Ein weiterer Meilenstein der nicht-invasiven Diagnostik liegt in der morphologischen Bildgebung der Koronarien. Hochauflösende CTs liefern exzellente Einblicke in das Koronarsystem. Neben Stenosen lassen sich Plaques in ihrer Beschaffenheit charakterisieren und somit der morphologische Status des Koronarsystems umfassend beschreiben. Unter dem Motto „Morphology meets Function“ und umgekehrt lässt sich mit der CT ein Blick auf das erkrankte Koronarsystem und mit der Myokardszintigraphie als SPECT oder PET der Blick auf die Zielstruktur, das Myokard richten. Die Kombination beider Verfahren (SPECT-CT oder PET-CT) liefert für die Kardiologie neue und schonende präinterventionelle Algorithmen, mit denen nicht-invasiv bereits im Vorfeld mittels Bildfusion das Zielgefäß bzw. die Zielläsion identifiziert werden kann (Abb. 2).

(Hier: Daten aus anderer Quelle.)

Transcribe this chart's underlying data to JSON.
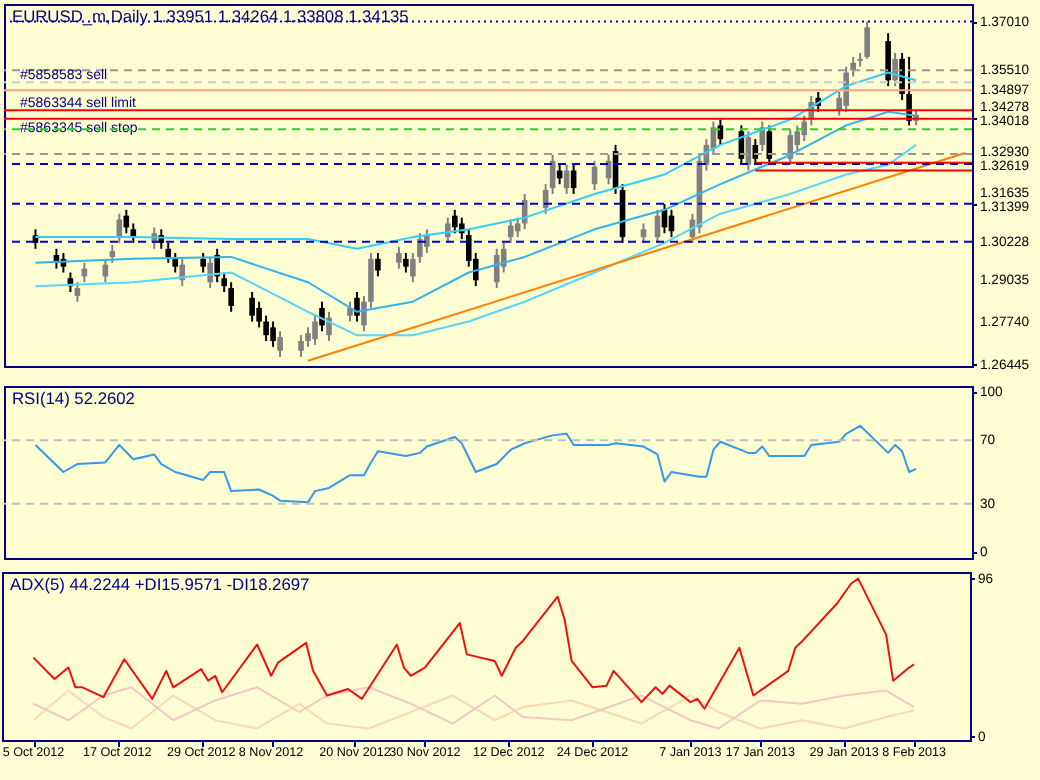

Im diesem Umfeld gewinnt auch die kardiale PET-CT an Bedeutung. Die zunehmende Zahl von PET-CT-Installationen für die Onkologie machen das Verfahren inzwischen flächendeckend verfügbar. In naher Zukunft wird mit Rubidium-82-Generatorsystemen ein Perfusionsmarker verfügbar sein, der – da von einer Zyklotronlogistik unabhängig - direkt und jederzeit vor Ort einsetzbar ist.
Natürlich stellt sich die Frage: Warum denn überhaupt noch PET? Reicht die konventionelle Myokard-SPECT nicht? Die speziellen Eigenschaften der PET-Technologie erweitern den diagnostischen Horizont, da nicht-invasiv der Blutfluss im Myokard auf Segmentebene quantitativ gemessen werden kann. Diese Eigenschaft ist in der nicht-invasiven Bildgebung bisher einmalig und insbesondere für die Frühformen der KHK mit endothelialer Dysfunktion und für die terminalen Stadien (Mehrgefäßerkrankung, Kardiomyopathien) von Bedeutung. Die weitere Verbreitung der kardialen PET-CT wird in diesem Kontext auch das kardiale Indikationsfeld weiter öffnen.